EuGH konkretisiert Definition der Beihilfe zur unerlaubten Einreise

Begleitung minderjähriger (enger) Familienangehöriger kein Fall der Beihilfe zur unerlaubten Einreise

18.06.2025

Der EuGH hat sich in einer Entscheidung vom 3. Juni (Az.: C-460/23) mit der unerlaubten Einreise einer Drittstaatsangehörigen in Begleitung zweier minderjähriger Kinder nach Italien beschäftigt. Er entschied, dass das Verhalten in diesem Fall nicht unter den unionsrechtlichen Tatbestand der Beihilfe zur unerlaubten Einreise fällt.

Hintergrund

Eine Drittstaatsangehörige wurde in Italien festgenommen, nachdem sie in Begleitung ihrer minderjährigen Tochter und Nichte im August 2019 an der Grenze des Flughafens Bologna erschien und gefälschte Pässe vorlegte. Ein Tatvorwurf lautete: Beihilfe zur unerlaubten Einreise. Sie selbst gab an, aufgrund von Todesdrohungen ihres ehemaligen Lebenspartners gegen sie und ihre Familie aus ihrem Land geflohen zu sein. Ihre Tochter und Nichte, für die sie nach dem Tod ihrer Mutter die tatsächliche Sorge ausübe, habe sie mitgenommen, da sie um ihre körperliche Unversehrtheit fürchte. Kurz nach der Festnahme stellte sie einen internationalen Schutzantrag.

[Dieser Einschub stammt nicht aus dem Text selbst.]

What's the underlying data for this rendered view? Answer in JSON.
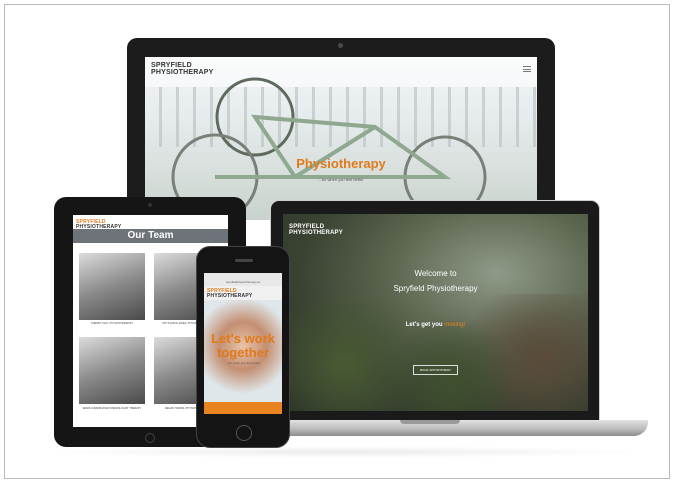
{
  "brand": {
    "line1": "SPRYFIELD",
    "line2": "PHYSIOTHERAPY",
    "accent": "#e07a1a"
  },
  "monitor": {
    "title": "Physiotherapy",
    "subtitle": "...for when you feel better"
  },
  "laptop": {
    "welcome": "Welcome to",
    "brand_name": "Spryfield Physiotherapy",
    "tagline_prefix": "Let's get you ",
    "tagline_accent": "moving!",
    "button": "BOOK APPOINTMENT"
  },
  "tablet": {
    "heading": "Our Team",
    "members": [
      {
        "caption": "SHERRY TALK, PHYSIOTHERAPIST"
      },
      {
        "caption": "RHYS DAVIS-JONES, PHYSIOTHERAPIST"
      },
      {
        "caption": "EMMA CUMMINGHAM KINESIOLOGIST THERAPY"
      },
      {
        "caption": "MEGAN HARRIS, PHYSIOTHERAPIST"
      }
    ]
  },
  "phone": {
    "url": "spryfieldphysiotherapy.ca",
    "headline_1": "Let's work",
    "headline_2": "together",
    "tagline": "...for when you feel better"
  }
}
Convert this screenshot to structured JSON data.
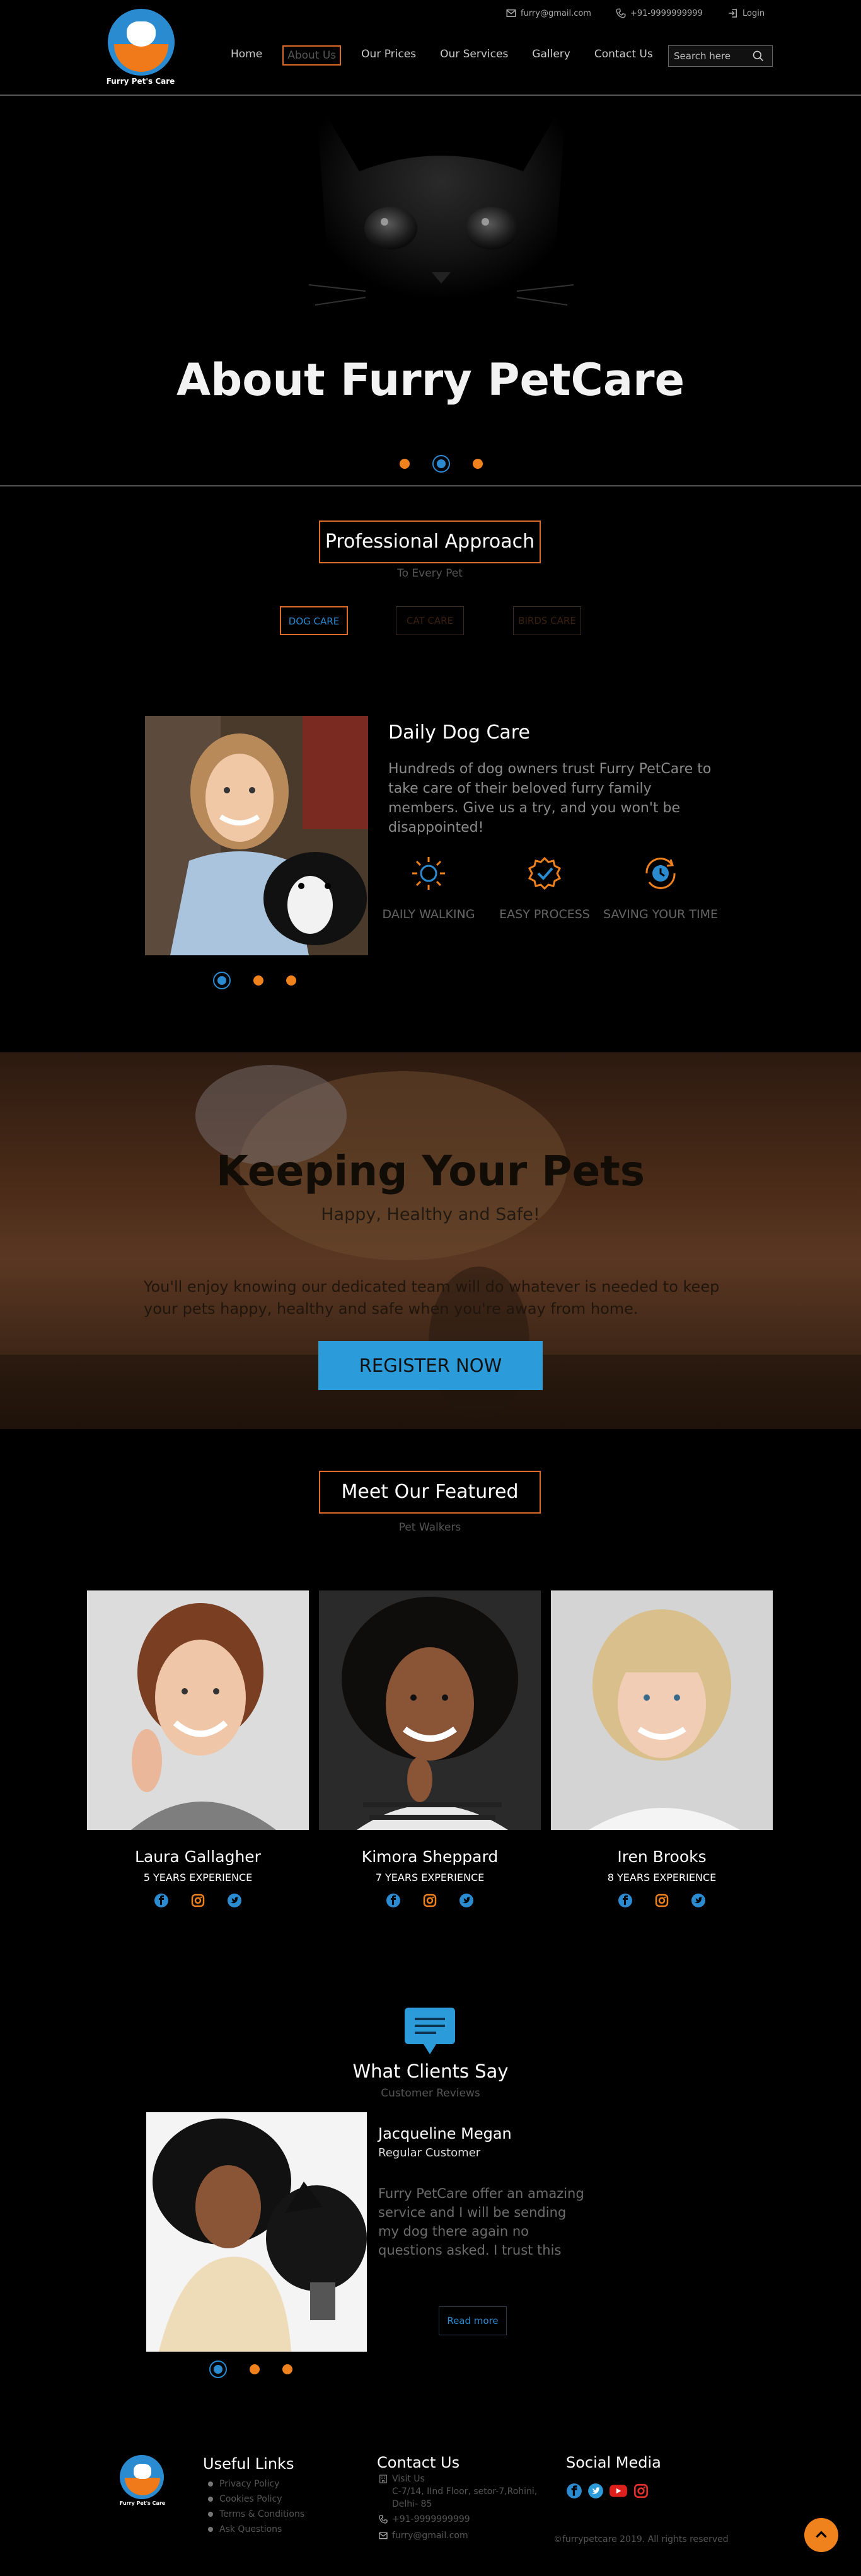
{
  "header": {
    "logo_text": "Furry Pet's Care",
    "email": "furry@gmail.com",
    "phone": "+91-9999999999",
    "login": "Login",
    "nav": [
      "Home",
      "About Us",
      "Our Prices",
      "Our Services",
      "Gallery",
      "Contact Us"
    ],
    "active_nav": "About Us",
    "search_placeholder": "Search here"
  },
  "hero": {
    "title": "About Furry PetCare",
    "slide_count": 3,
    "active_slide": 2
  },
  "approach": {
    "title": "Professional Approach",
    "subtitle": "To Every Pet",
    "tabs": [
      "DOG CARE",
      "CAT CARE",
      "BIRDS CARE"
    ],
    "active_tab": "DOG CARE",
    "card_title": "Daily Dog Care",
    "card_text": "Hundreds of dog owners trust Furry PetCare to take care of their beloved furry family members. Give us a try, and you won't be disappointed!",
    "features": [
      {
        "label": "DAILY WALKING",
        "icon": "sun-icon"
      },
      {
        "label": "EASY PROCESS",
        "icon": "badge-check-icon"
      },
      {
        "label": "SAVING YOUR TIME",
        "icon": "clock-refresh-icon"
      }
    ],
    "slide_count": 3,
    "active_slide": 1
  },
  "keeping": {
    "title": "Keeping Your Pets",
    "subtitle": "Happy, Healthy and Safe!",
    "text": "You'll enjoy knowing our dedicated team will do whatever is needed to keep your pets happy, healthy and safe when you're away from home.",
    "button": "REGISTER NOW"
  },
  "walkers": {
    "title": "Meet Our Featured",
    "subtitle": "Pet Walkers",
    "people": [
      {
        "name": "Laura Gallagher",
        "experience": "5 YEARS EXPERIENCE"
      },
      {
        "name": "Kimora Sheppard",
        "experience": "7 YEARS EXPERIENCE"
      },
      {
        "name": "Iren Brooks",
        "experience": "8 YEARS EXPERIENCE"
      }
    ]
  },
  "testimonials": {
    "title": "What Clients Say",
    "subtitle": "Customer Reviews",
    "client_name": "Jacqueline Megan",
    "client_role": "Regular Customer",
    "client_text": "Furry PetCare offer an amazing service and I will be sending my dog there again no questions asked. I trust this team and I",
    "read_more": "Read more",
    "slide_count": 3,
    "active_slide": 1
  },
  "footer": {
    "useful_links_title": "Useful Links",
    "useful_links": [
      "Privacy Policy",
      "Cookies Policy",
      "Terms & Conditions",
      "Ask Questions"
    ],
    "contact_title": "Contact Us",
    "visit_us": "Visit Us",
    "address_line1": "C-7/14, IInd Floor, setor-7,Rohini,",
    "address_line2": "Delhi- 85",
    "phone": "+91-9999999999",
    "email": "furry@gmail.com",
    "social_title": "Social Media",
    "copyright": "©furrypetcare 2019. All rights reserved"
  },
  "colors": {
    "accent_orange": "#f0821e",
    "accent_blue": "#2b8bd1",
    "background": "#000000"
  }
}
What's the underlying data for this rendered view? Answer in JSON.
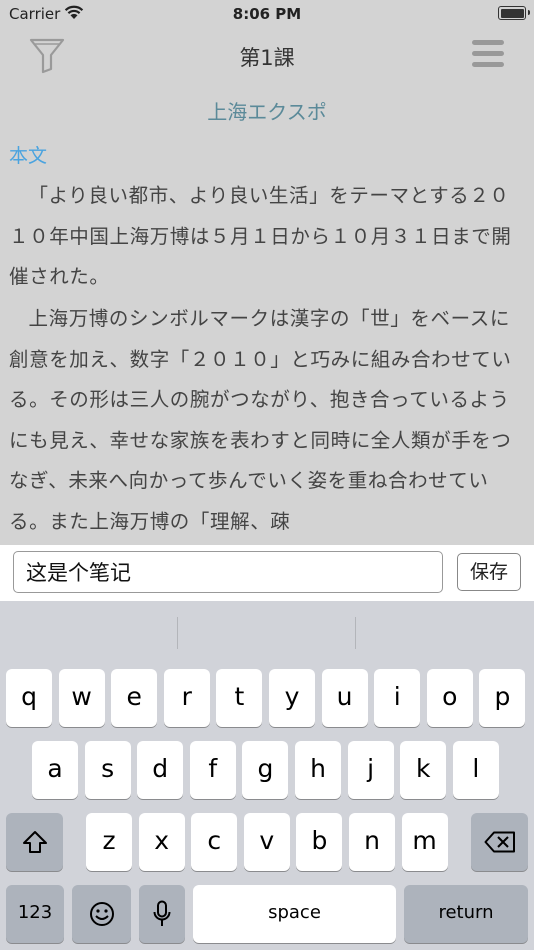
{
  "status_bar": {
    "carrier": "Carrier",
    "time": "8:06 PM"
  },
  "nav": {
    "title": "第1課"
  },
  "lesson": {
    "title": "上海エクスポ",
    "section_label": "本文",
    "paragraphs": [
      "「より良い都市、より良い生活」をテーマとする２０１０年中国上海万博は５月１日から１０月３１日まで開催された。",
      "上海万博のシンボルマークは漢字の「世」をベースに創意を加え、数字「２０１０」と巧みに組み合わせている。その形は三人の腕がつながり、抱き合っているようにも見え、幸せな家族を表わすと同時に全人類が手をつなぎ、未来へ向かって歩んでいく姿を重ね合わせている。また上海万博の「理解、疎"
    ]
  },
  "note": {
    "value": "这是个笔记",
    "save_label": "保存"
  },
  "keyboard": {
    "row1": [
      "q",
      "w",
      "e",
      "r",
      "t",
      "y",
      "u",
      "i",
      "o",
      "p"
    ],
    "row2": [
      "a",
      "s",
      "d",
      "f",
      "g",
      "h",
      "j",
      "k",
      "l"
    ],
    "row3": [
      "z",
      "x",
      "c",
      "v",
      "b",
      "n",
      "m"
    ],
    "numbers_label": "123",
    "space_label": "space",
    "return_label": "return"
  }
}
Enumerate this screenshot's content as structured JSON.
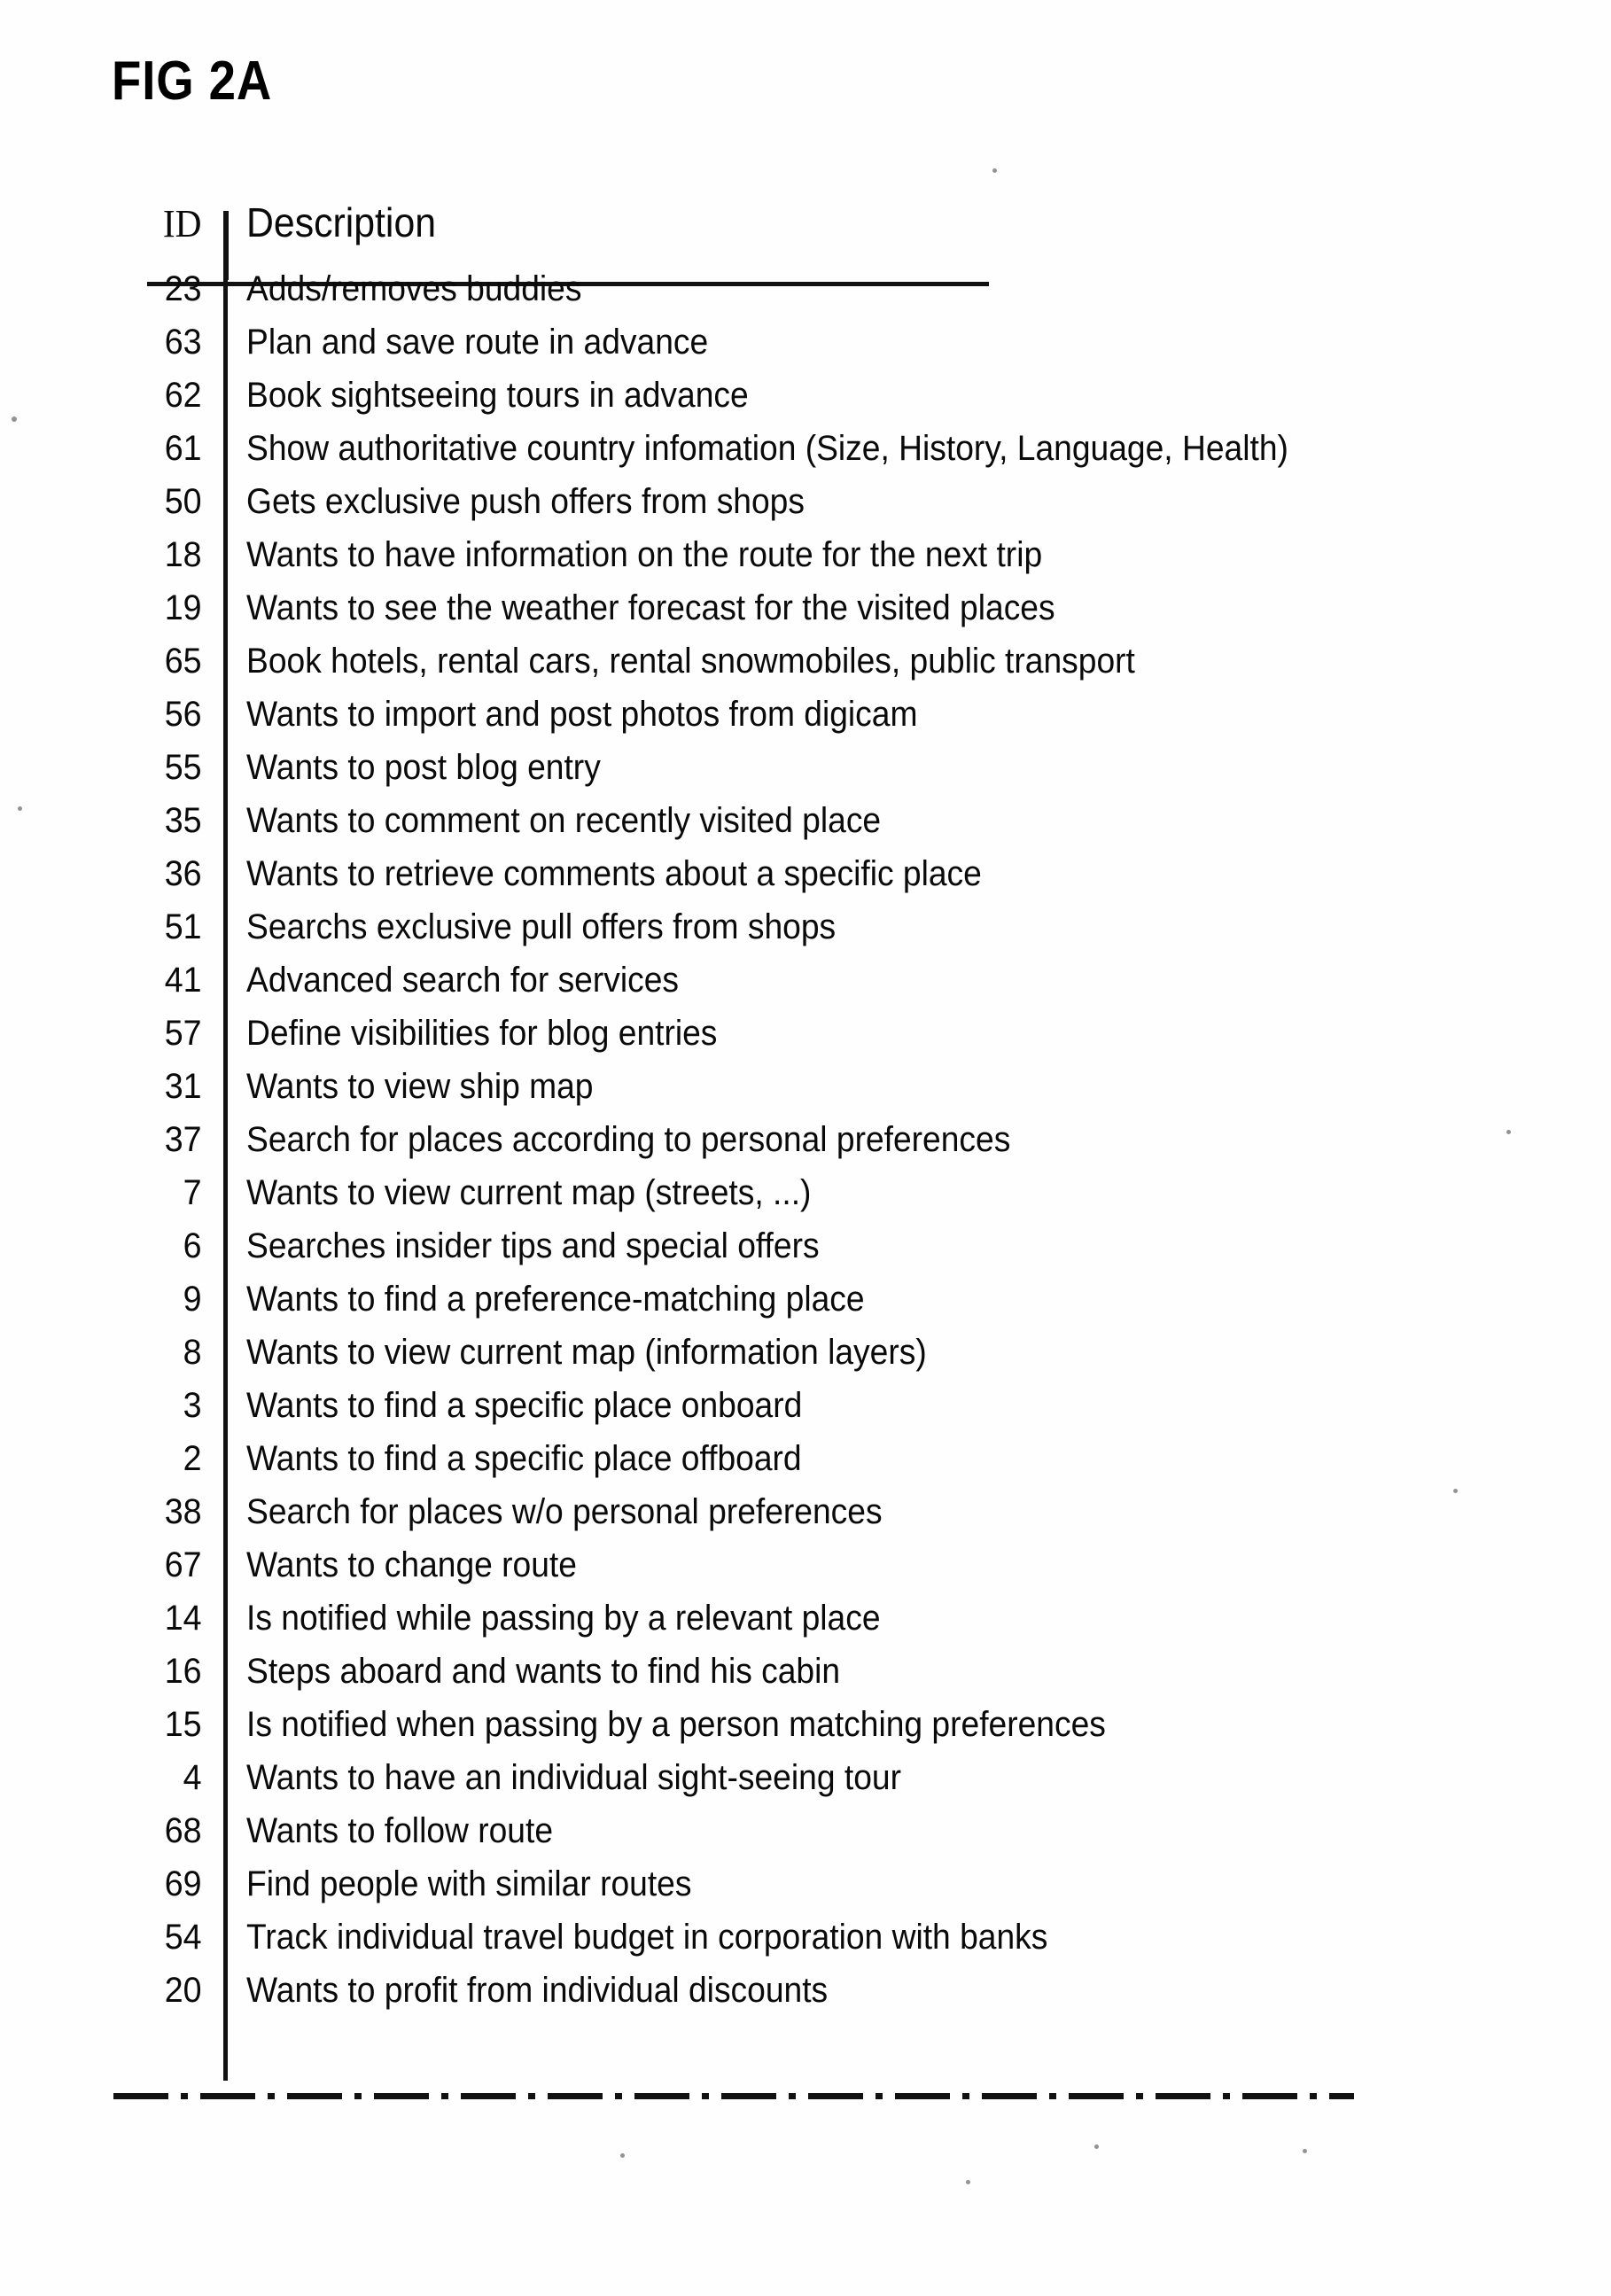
{
  "figure": {
    "title": "FIG 2A"
  },
  "table": {
    "columns": {
      "id": "ID",
      "description": "Description"
    },
    "rows": [
      {
        "id": "23",
        "description": "Adds/removes buddies"
      },
      {
        "id": "63",
        "description": "Plan and save route in advance"
      },
      {
        "id": "62",
        "description": "Book sightseeing tours in advance"
      },
      {
        "id": "61",
        "description": "Show authoritative country infomation (Size, History, Language, Health)"
      },
      {
        "id": "50",
        "description": "Gets exclusive push offers from shops"
      },
      {
        "id": "18",
        "description": "Wants to have information on the route for the next trip"
      },
      {
        "id": "19",
        "description": "Wants to see the weather forecast for the visited places"
      },
      {
        "id": "65",
        "description": "Book hotels, rental cars, rental snowmobiles, public transport"
      },
      {
        "id": "56",
        "description": "Wants to import and post photos from digicam"
      },
      {
        "id": "55",
        "description": "Wants to post blog entry"
      },
      {
        "id": "35",
        "description": "Wants to comment on recently visited place"
      },
      {
        "id": "36",
        "description": "Wants to retrieve comments about a specific place"
      },
      {
        "id": "51",
        "description": "Searchs exclusive pull offers from shops"
      },
      {
        "id": "41",
        "description": "Advanced search for services"
      },
      {
        "id": "57",
        "description": "Define visibilities for blog entries"
      },
      {
        "id": "31",
        "description": "Wants to view ship map"
      },
      {
        "id": "37",
        "description": "Search for places according to personal preferences"
      },
      {
        "id": "7",
        "description": "Wants to view current map (streets, ...)"
      },
      {
        "id": "6",
        "description": "Searches insider tips and special offers"
      },
      {
        "id": "9",
        "description": "Wants to find a preference-matching place"
      },
      {
        "id": "8",
        "description": "Wants to view current map (information layers)"
      },
      {
        "id": "3",
        "description": "Wants to find a specific place onboard"
      },
      {
        "id": "2",
        "description": "Wants to find a specific place offboard"
      },
      {
        "id": "38",
        "description": "Search for places w/o personal preferences"
      },
      {
        "id": "67",
        "description": "Wants to change route"
      },
      {
        "id": "14",
        "description": "Is notified while passing by a relevant place"
      },
      {
        "id": "16",
        "description": "Steps aboard and wants to find his cabin"
      },
      {
        "id": "15",
        "description": "Is notified when passing by a person matching preferences"
      },
      {
        "id": "4",
        "description": "Wants to have an individual sight-seeing tour"
      },
      {
        "id": "68",
        "description": "Wants to follow route"
      },
      {
        "id": "69",
        "description": "Find people with similar routes"
      },
      {
        "id": "54",
        "description": "Track individual travel budget in corporation with banks"
      },
      {
        "id": "20",
        "description": "Wants to profit from individual discounts"
      }
    ]
  }
}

Das zuständige Gericht in Bologna rief daraufhin den EuGH an und bat um Prüfung, ob die Mitnahme der Kinder den Tatbestand der Beihilfe zur unerlaubten Einreise im Sinne des EU-Rechts erfüllt und strafrechtlich verfolgt werden kann.

Rechtliche Einordnung

Die Richtlinie 2002/90/EG schreibt gemäß Art. 1 Abs. 1 Buchst. a vor, dass jeder Mitgliedstaat angemessene Sanktionen für diejenigen festlegt, die einer Person, die nicht Angehörige eines Mitgliedstaats ist, vorsätzlich dabei helfen, in das Hoheitsgebiet eines Mitgliedstaats unter Verletzung der Rechtsvorschriften des betreffenden Staates über die Einreise oder die Durchreise von Ausländern einzureisen oder durch dessen Hoheitsgebiet zu reisen. Zweck der Richtlinie und des dazugehörigen Rahmenbeschlusses 2002/946/JI ist die Bekämpfung der Beihilfe zur unerlaubten Ein- und Durchreise und zum unerlaubten Aufenthalt auf Grundlage eines EU-weit harmonisierten Strafrechtsrahmen.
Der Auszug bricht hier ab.